Western Hi-tech Weapons Give Ukraine Greater Chance Fight Off Russians

A view shows a M142 High Mobility Artillery Rocket System (HIMARS) is being fired in an undisclosed location, in Ukraine in this still image obtained from an undated social media video uploaded on June 24, 2022 via Pavlo Narozhnyy/via REUTERS/File Photo

Advanced Western weapons are giving Ukraine added firepower to push back Russian attacks, but the Kremlin can still call on a formidable arsenal, warns one defence expert.

After being mauled by Russian attacks in Ukraine’s east, the Ukrainian military are now in a position to launch an offensive in the south, with the battle for the region of Kherson shaping as a key engagement.

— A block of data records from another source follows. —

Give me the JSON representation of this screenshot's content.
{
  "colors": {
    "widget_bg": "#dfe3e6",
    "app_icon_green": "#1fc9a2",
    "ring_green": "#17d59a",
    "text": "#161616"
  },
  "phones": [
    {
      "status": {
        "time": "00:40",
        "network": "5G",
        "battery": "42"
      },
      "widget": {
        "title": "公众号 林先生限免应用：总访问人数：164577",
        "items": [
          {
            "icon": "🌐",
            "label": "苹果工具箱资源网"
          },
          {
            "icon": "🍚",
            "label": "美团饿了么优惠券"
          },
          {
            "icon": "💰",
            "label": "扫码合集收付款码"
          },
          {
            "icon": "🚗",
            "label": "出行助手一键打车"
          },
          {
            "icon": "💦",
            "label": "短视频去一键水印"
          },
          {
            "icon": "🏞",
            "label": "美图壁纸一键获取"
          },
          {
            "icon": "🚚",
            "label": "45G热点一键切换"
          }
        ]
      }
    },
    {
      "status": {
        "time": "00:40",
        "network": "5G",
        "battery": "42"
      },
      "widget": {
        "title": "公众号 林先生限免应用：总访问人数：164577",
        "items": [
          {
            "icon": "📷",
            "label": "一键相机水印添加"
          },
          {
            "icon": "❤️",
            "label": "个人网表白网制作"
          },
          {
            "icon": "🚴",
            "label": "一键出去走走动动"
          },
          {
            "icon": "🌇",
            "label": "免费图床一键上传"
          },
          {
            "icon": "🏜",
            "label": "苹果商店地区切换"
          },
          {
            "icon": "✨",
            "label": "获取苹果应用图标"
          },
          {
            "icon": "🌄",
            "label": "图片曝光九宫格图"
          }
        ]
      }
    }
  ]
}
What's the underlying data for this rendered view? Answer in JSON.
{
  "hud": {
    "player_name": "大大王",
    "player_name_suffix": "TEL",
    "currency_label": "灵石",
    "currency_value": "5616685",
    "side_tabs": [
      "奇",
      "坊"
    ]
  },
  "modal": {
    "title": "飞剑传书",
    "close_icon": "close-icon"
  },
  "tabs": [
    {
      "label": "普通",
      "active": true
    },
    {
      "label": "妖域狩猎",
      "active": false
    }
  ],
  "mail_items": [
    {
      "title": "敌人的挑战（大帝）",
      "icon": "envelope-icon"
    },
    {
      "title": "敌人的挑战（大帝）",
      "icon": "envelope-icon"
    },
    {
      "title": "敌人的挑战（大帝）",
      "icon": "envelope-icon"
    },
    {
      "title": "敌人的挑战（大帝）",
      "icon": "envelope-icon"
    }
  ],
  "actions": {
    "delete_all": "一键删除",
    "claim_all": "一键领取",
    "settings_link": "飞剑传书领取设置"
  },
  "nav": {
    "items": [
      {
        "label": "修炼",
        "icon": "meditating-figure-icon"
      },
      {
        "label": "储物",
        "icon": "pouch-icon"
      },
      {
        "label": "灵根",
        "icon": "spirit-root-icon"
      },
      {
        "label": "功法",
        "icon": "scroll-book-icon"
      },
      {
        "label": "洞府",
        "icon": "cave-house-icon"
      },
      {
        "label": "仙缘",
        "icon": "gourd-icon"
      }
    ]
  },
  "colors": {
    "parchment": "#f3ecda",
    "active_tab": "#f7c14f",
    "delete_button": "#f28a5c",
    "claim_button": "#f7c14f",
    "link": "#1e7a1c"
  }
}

Western produced hi-tech weapons – particularly artillery, drones and missiles – have played a major role in stiffening Ukrainian resistance since the conflict began on February 24, Australian Strategic Policy Institute senior analyst Marcus Hellyer told Global Defense Corp.

“At the start the Ukrainians using Javelin missiles were able to destroy large numbers of Russian tanks. But they only had a range of three to four kilometres.

“Then they received artillery pieces such as the 155mm howitzer which can hit targets 14km away.

“Now they have the US-supplied HIMARS rockets that have a range of 80km, a distance that puts them out of reach of most Russian artillery systems.”

Dr Hellyer said the deployment of more Western arms has proved crucial in the progress of the war.

Russia made quick early gains in the north but were unable to capture the Ukraine capital Ukraine.

“They then defaulted to a grinding war of attrition in the eastern Donbas region, relying on heavy artillery and inflicting heavy casualties on the Ukrainian defenders.”

But the arrival of dozen HIMARS and several similar UK designed M270 systems LAST month enabled Ukraine to launch new longer range offensives and with a greater degree of precision.

Ukraine’s army has used them to successfully target Russian ammunition and fuel depots in eastern Ukraine, essential for supporting Moscow’s offensive. Its forces also used HIMARS to hit a strategic bridge in the Russia-occupied southern region of Kherson.

There are growing signs that the Russians are reinforcing their military presence in the region, determined to hold it as a vital part of the land bridge to Crimea – and as the peninsula’s main source of water.

But while western nations – including Australia – have supplied billions of dollars of military aid to Ukraine, the flow of arms is coming under strain, Dr Hellyer said.

And as officials in Kyiv demand further supplies, there are concerns about whether Western defence contractors can increase production to meet the demand.

“Most Western military production bases are not designed to produce hundreds of thousands of weapons.”

“And Ukraine is at the end of a very long supply chain for the manufacturers of these weapons.”

In contrast, Russia can call on a vast arsenal of hundreds of thousands of weapons, including many that date back more than 30 years, Dr Hellyer said.

“They can draw on a legacy of the Cold War, when the Soviet Union was a military superpower.

“Russia has vast stockpiles of artillery shells and can also draw on a legacy of 50 years of tank production.”